Notes
The Bible’s internal chronology is not always clear, but can be determined with a reasonable degree of certainty. However, this does come with five major caveats.
First, the ages of some of the patriarchs differs in alternate text traditions (e.g. the Masoretic and Samaritan versions say Adam was 130 when his son Seth was born, while the LXX says 230). A likely vorlage can be reconstructed by comparing where these differences occur, and recognizing the method each tradition used when making their changes. However, reconstructing this vorlage results in the absurdity of Methushelah and Lamech both surviving the flood (a hint that the flood narrative is probably one of the last parts added to this section of Genesis).
Second, the inclusion of approximate dates for ancient kingdoms does not follow the Bible’s chronology, but external evidence. This results in a similar contradiction as above, that the Egyptian kingdom existed before the flood.
Third, the declaration in Genesis that Abraham’s descendants will be enslaved for four centuries is irreconcilable with the lifespans given for the patriarchs. There are only two generations between Levi and Moses (the enslavement happened in the first generation after Levi), and even if we strain and allow each man to wait until his final year of life to father his son, the amount of time that passes still comes up short by several decades. Scribes recognized this problem and tried to fix it by modifying the declaration of the four hundred year enslavement so that it included the years of Abraham, Isaac, and Jacob living in Canaan. (The modifications they made differ in the alternate text traditions.) The timeline below does not follow this, despite the genealogical incoherence.
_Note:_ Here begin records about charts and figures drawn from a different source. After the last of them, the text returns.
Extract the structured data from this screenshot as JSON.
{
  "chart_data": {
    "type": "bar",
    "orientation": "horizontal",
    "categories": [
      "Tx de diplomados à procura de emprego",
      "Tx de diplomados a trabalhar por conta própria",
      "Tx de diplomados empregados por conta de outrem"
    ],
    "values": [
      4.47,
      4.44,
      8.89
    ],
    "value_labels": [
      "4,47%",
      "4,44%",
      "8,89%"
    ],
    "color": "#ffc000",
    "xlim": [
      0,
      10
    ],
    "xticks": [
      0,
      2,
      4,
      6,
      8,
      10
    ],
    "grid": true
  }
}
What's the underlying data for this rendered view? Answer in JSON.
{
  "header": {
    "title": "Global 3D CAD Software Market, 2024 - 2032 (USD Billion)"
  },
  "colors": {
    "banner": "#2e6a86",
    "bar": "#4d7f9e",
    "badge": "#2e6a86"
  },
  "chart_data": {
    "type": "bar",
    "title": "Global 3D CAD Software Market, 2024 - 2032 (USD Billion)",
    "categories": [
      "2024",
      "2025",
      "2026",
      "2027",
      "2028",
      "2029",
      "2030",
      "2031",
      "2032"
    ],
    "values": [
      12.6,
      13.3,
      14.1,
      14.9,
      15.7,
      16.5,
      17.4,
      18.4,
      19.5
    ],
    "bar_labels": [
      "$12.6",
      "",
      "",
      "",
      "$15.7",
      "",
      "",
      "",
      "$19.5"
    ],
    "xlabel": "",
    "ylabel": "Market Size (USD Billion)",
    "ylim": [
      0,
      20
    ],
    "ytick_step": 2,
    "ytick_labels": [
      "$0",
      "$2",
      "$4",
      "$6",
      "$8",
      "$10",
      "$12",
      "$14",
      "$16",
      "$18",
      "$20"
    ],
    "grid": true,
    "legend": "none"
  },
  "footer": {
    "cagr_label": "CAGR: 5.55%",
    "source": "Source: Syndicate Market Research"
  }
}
Fourth, Solomon is stated to have begun building the temple in his fourth year as king, which was four hundred eighty years after the exodus took place (1 Kings 6.1). When he is supposed to have ruled can be dated with good accuracy, but the result is this means the Hebrews escaped their enslavement about a century and a half before the city of Pi-Rameses was constructed, which the Hebrews supposedly built while they were enslaved (Exo 1.11). This is another irreconcilable contradiction, with one biblical tradition placing the exodus in the mid fifteenth century, and another in the late thirteenth century.
Fifth, the rules of the kings of Judah and Israel is fairly easy to reconstruct, with a few exceptions where educated guessed had to be made. Some historical events and foreign rulers mentioned in biblical and parabiblical sources have been dated, and act as anchor points. In the time when both the Israelite and Judean kingdoms existed, the beginning of one kingdom’s regency was dated to a certain year of the other kingdom’s regent (e.g. Jehoram became king of Israel in the eighteenth year of Jehoshaphat king of Judah). This detail shows that Judah, and sometimes Israel, practiced co-regencies, in which the king’s successor (typically his son) would begin his rule while his father was still alive. The overlap is several years in some cases. Another small difficulty is how each kingdom calculated the ‘first’ year of a king, either counting the entire year when he began his rule even if it happened very late on the calendar, or waiting to count the following year as their first.